San Diego

Cold Case Solved: Former Navy Sailor Convicted of Murder in City Heights Woman's 1969 Death

John Sipos was a former Navy sailor living in San Diego at the time of the murder

SDPD

A photo of Mary Scott provided by the San Diego Police Department. Scott was murdered in 1969 and forensic geneology led to her killer’s arrest.

A 76-year-old man was convicted of first-degree murder Thursday in the death of a City Heights woman more than a half-century ago.

John Sipos was found guilty following about a day of jury deliberations for the Nov. 20, 1969, slaying of 23-year-old Mary Scott, who was found dead inside her apartment in the 4000 block of 39th Street.

Scott was a go-go dancer at the Star & Garter, a club located near her apartment. Defense attorney John Waldron said Sipos was honorably discharged from the Navy after serving in the Navy in California from 1963 to 1969. 

Prosecutors alleged Sipos broke down the door to Scott's home, raped her and then strangled or asphyxiated her, breaking her jaw in the process.

Sipos is scheduled to be sentenced April 22, when he is expected to receive a seven-year-to-life term, the maximum term he would have received at the time of the killing.

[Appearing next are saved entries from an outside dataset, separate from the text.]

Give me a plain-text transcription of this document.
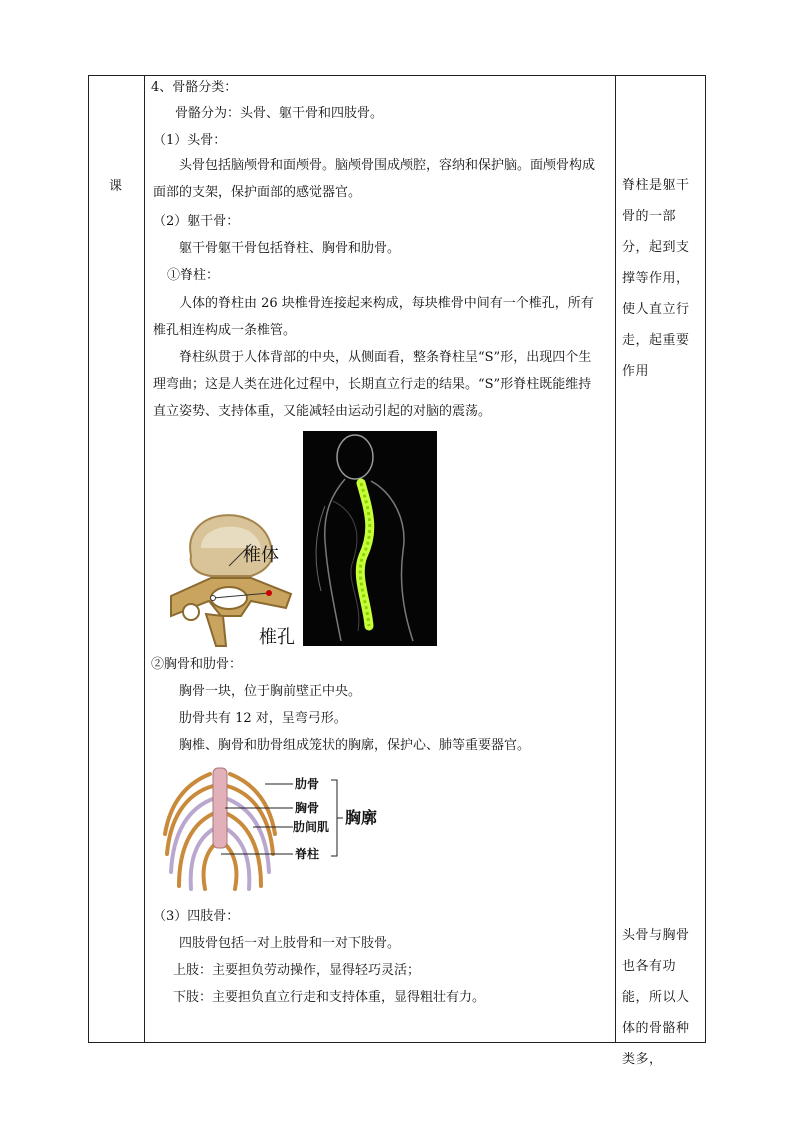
课
4、骨骼分类：
骨骼分为：头骨、躯干骨和四肢骨。
（1）头骨：
头骨包括脑颅骨和面颅骨。脑颅骨围成颅腔，容纳和保护脑。面颅骨构成面部的支架，保护面部的感觉器官。
（2）躯干骨：
躯干骨躯干骨包括脊柱、胸骨和肋骨。
①脊柱：
人体的脊柱由 26 块椎骨连接起来构成，每块椎骨中间有一个椎孔，所有椎孔相连构成一条椎管。
脊柱纵贯于人体背部的中央，从侧面看，整条脊柱呈“S”形，出现四个生理弯曲；这是人类在进化过程中，长期直立行走的结果。“S”形脊柱既能维持直立姿势、支持体重，又能减轻由运动引起的对脑的震荡。
椎体
椎孔
②胸骨和肋骨：
胸骨一块，位于胸前壁正中央。
肋骨共有 12 对，呈弯弓形。
胸椎、胸骨和肋骨组成笼状的胸廓，保护心、肺等重要器官。
肋骨
胸骨
肋间肌
脊柱
胸廓
（3）四肢骨：
四肢骨包括一对上肢骨和一对下肢骨。
上肢：主要担负劳动操作，显得轻巧灵活；
下肢：主要担负直立行走和支持体重，显得粗壮有力。
脊柱是躯干骨的一部分，起到支撑等作用，使人直立行走，起重要作用
头骨与胸骨也各有功能，所以人体的骨骼种类多，
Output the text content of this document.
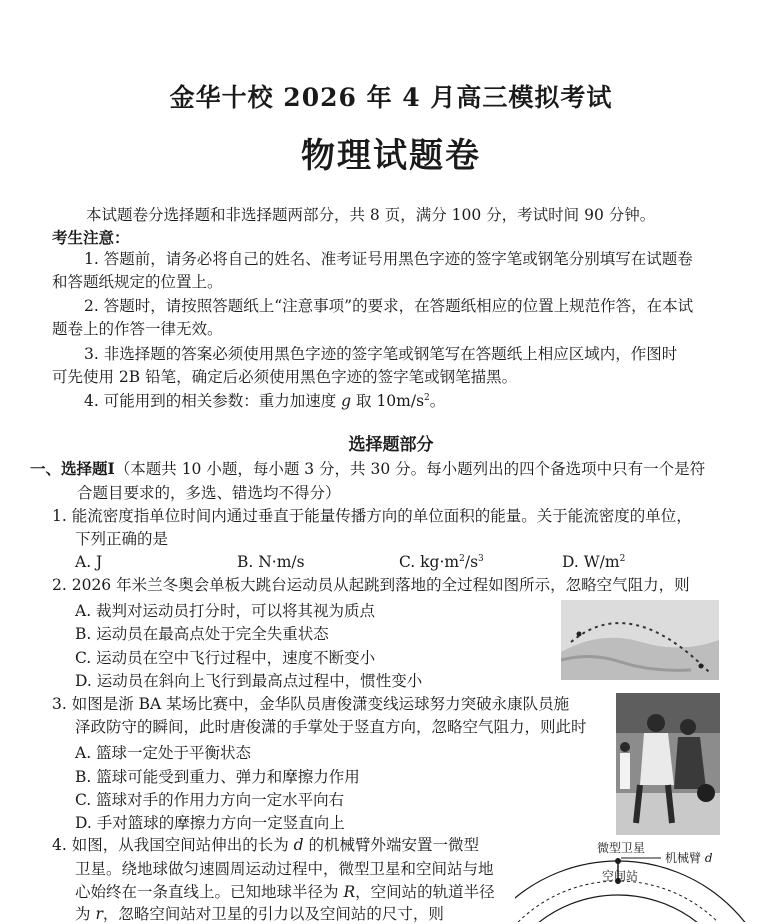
金华十校 2026 年 4 月高三模拟考试
物理试题卷
本试题卷分选择题和非选择题两部分，共 8 页，满分 100 分，考试时间 90 分钟。
考生注意：
1. 答题前，请务必将自己的姓名、准考证号用黑色字迹的签字笔或钢笔分别填写在试题卷
和答题纸规定的位置上。
2. 答题时，请按照答题纸上“注意事项”的要求，在答题纸相应的位置上规范作答，在本试
题卷上的作答一律无效。
3. 非选择题的答案必须使用黑色字迹的签字笔或钢笔写在答题纸上相应区域内，作图时
可先使用 2B 铅笔，确定后必须使用黑色字迹的签字笔或钢笔描黑。
4. 可能用到的相关参数：重力加速度 g 取 $10m/s^2$。
选择题部分
一、选择题Ⅰ（本题共 10 小题，每小题 3 分，共 30 分。每小题列出的四个备选项中只有一个是符
合题目要求的，多选、错选均不得分）
1. 能流密度指单位时间内通过垂直于能量传播方向的单位面积的能量。关于能流密度的单位，
下列正确的是
A. J	B. N·m/s	C. $kg\cdot m^2/s^3$	D. $W/m^2$
2. 2026 年米兰冬奥会单板大跳台运动员从起跳到落地的全过程如图所示，忽略空气阻力，则
A. 裁判对运动员打分时，可以将其视为质点
B. 运动员在最高点处于完全失重状态
C. 运动员在空中飞行过程中，速度不断变小
D. 运动员在斜向上飞行到最高点过程中，惯性变小
3. 如图是浙 BA 某场比赛中，金华队员唐俊潇变线运球努力突破永康队员施
泽政防守的瞬间，此时唐俊潇的手掌处于竖直方向，忽略空气阻力，则此时
A. 篮球一定处于平衡状态
B. 篮球可能受到重力、弹力和摩擦力作用
C. 篮球对手的作用力方向一定水平向右
D. 手对篮球的摩擦力方向一定竖直向上
4. 如图，从我国空间站伸出的长为 d 的机械臂外端安置一微型
卫星。绕地球做匀速圆周运动过程中，微型卫星和空间站与地
心始终在一条直线上。已知地球半径为 R，空间站的轨道半径
为 r，忽略空间站对卫星的引力以及空间站的尺寸，则
微型卫星
机械臂 d
空间站
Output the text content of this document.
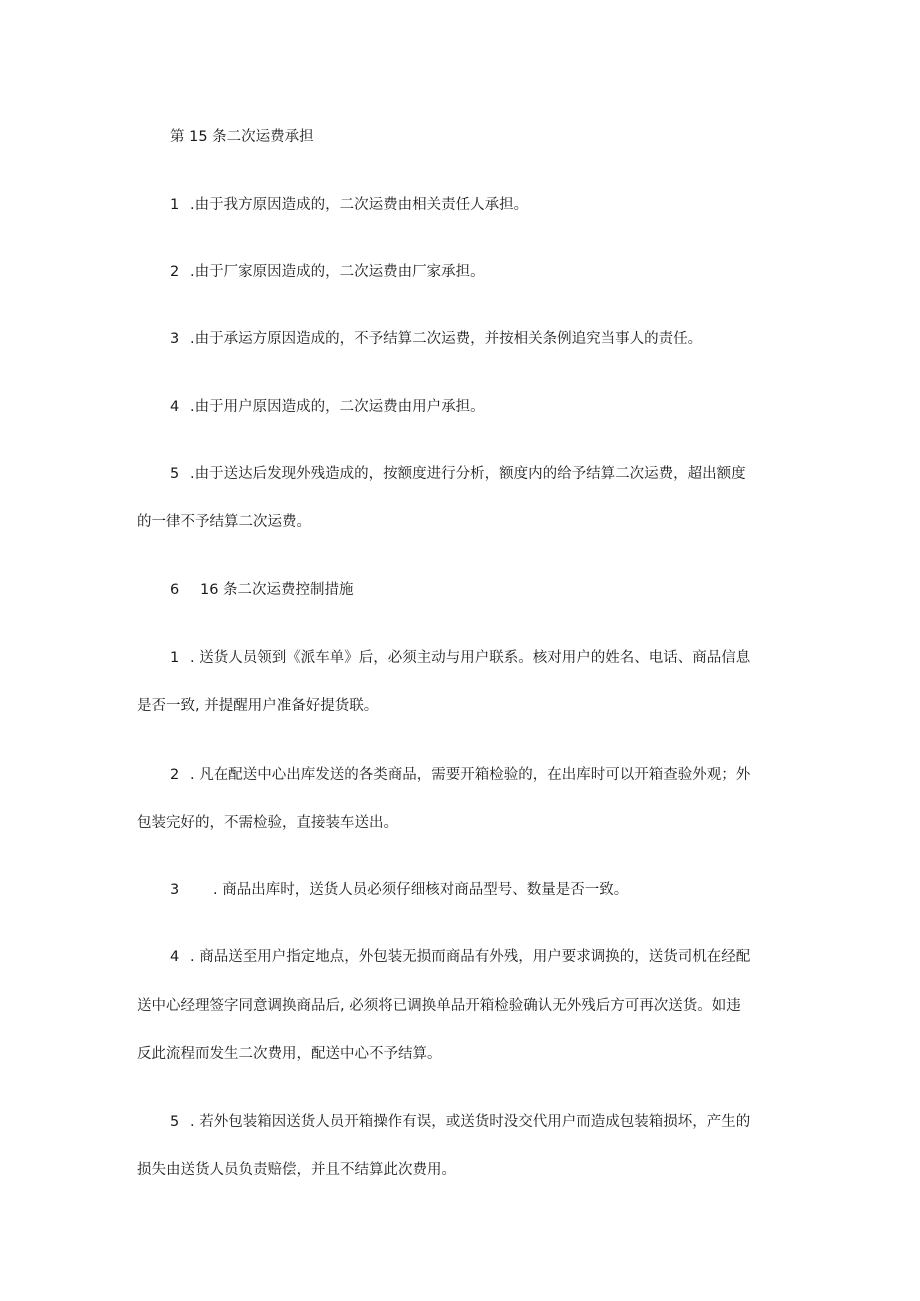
第 15 条二次运费承担
1 .由于我方原因造成的，二次运费由相关责任人承担。
2 .由于厂家原因造成的，二次运费由厂家承担。
3 .由于承运方原因造成的，不予结算二次运费，并按相关条例追究当事人的责任。
4 .由于用户原因造成的，二次运费由用户承担。
5 .由于送达后发现外残造成的，按额度进行分析，额度内的给予结算二次运费，超出额度
的一律不予结算二次运费。
6 16 条二次运费控制措施
1 . 送货人员领到《派车单》后，必须主动与用户联系。核对用户的姓名、电话、商品信息
是否一致, 并提醒用户准备好提货联。
2 . 凡在配送中心出库发送的各类商品，需要开箱检验的，在出库时可以开箱查验外观；外
包装完好的，不需检验，直接装车送出。
3 . 商品出库时，送货人员必须仔细核对商品型号、数量是否一致。
4 . 商品送至用户指定地点，外包装无损而商品有外残，用户要求调换的，送货司机在经配
送中心经理签字同意调换商品后, 必须将已调换单品开箱检验确认无外残后方可再次送货。如违
反此流程而发生二次费用，配送中心不予结算。
5 . 若外包装箱因送货人员开箱操作有误，或送货时没交代用户而造成包装箱损坏，产生的
损失由送货人员负责赔偿，并且不结算此次费用。
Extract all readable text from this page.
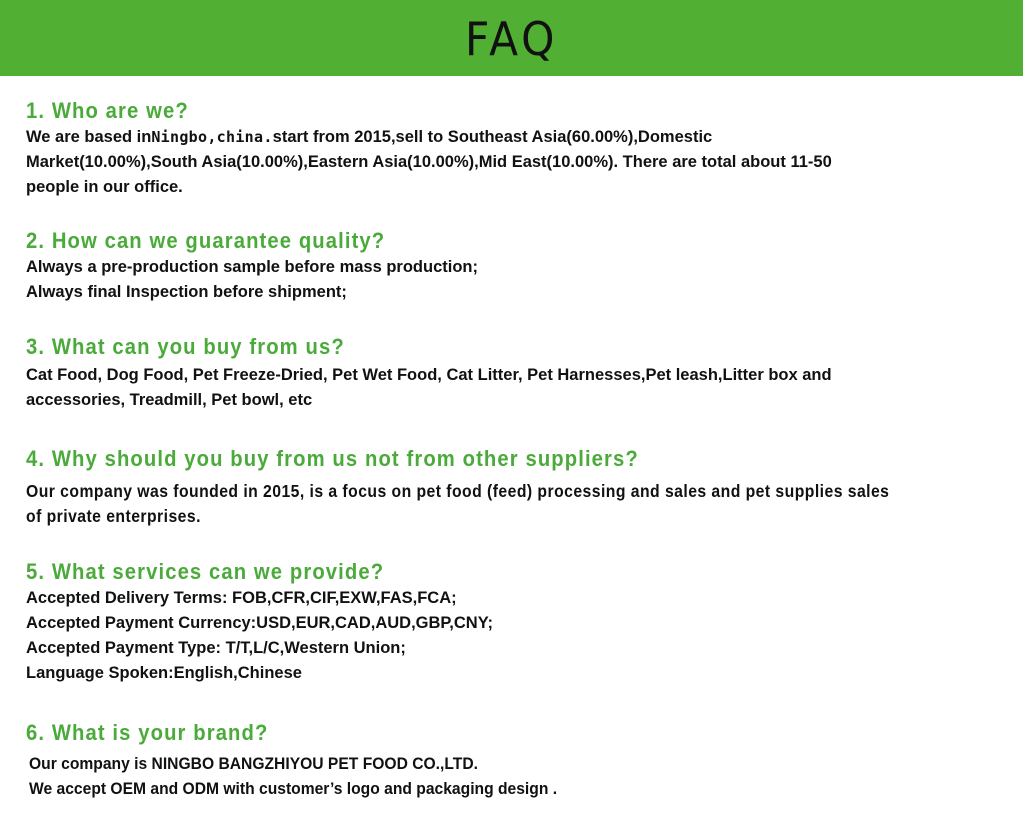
FAQ
1. Who are we?

We are based inNingbo,china.start from 2015,sell to Southeast Asia(60.00%),Domestic

Market(10.00%),South Asia(10.00%),Eastern Asia(10.00%),Mid East(10.00%). There are total about 11-50

people in our office.

2. How can we guarantee quality?

Always a pre-production sample before mass production;

Always final Inspection before shipment;

3. What can you buy from us?

Cat Food, Dog Food, Pet Freeze-Dried, Pet Wet Food, Cat Litter, Pet Harnesses,Pet leash,Litter box and

accessories, Treadmill, Pet bowl, etc

4. Why should you buy from us not from other suppliers?

Our company was founded in 2015, is a focus on pet food (feed) processing and sales and pet supplies sales

of private enterprises.

5. What services can we provide?

Accepted Delivery Terms: FOB,CFR,CIF,EXW,FAS,FCA;

Accepted Payment Currency:USD,EUR,CAD,AUD,GBP,CNY;

Accepted Payment Type: T/T,L/C,Western Union;

Language Spoken:English,Chinese

6. What is your brand?

Our company is NINGBO BANGZHIYOU PET FOOD CO.,LTD.

We accept OEM and ODM with customer’s logo and packaging design .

Scott was discovered dead by a friend who went to check on her after she failed to show up to her job at a club just blocks away from her home on Nov. 20.

Scott's sister Rosalie Sanz, who was only 16 at the time, remembers the night her family received the news.

“It was night and the doorbell rang, which was odd," Sanz said. “There were two men wearing suits at the door and I thought this can't be good.”

“I came out of my bedroom and I asked what happened and she [my mom] said ‘Mary was raped and strangled,” added Sanz.

She never stopped fighting to bring her sister justice. After reading about new ancestral or genetic foresnics, she believed it could be used in her sister's case, and forensic investigators did just that.

Police said that after the case went cold, it was later re-evaluated by the cold case units of the San Diego Police Department and San Diego County District Attorney's Office.

DNA left at the scene tied Sipos to the case and he was arrested in late 2020 at his Pennsylvania home.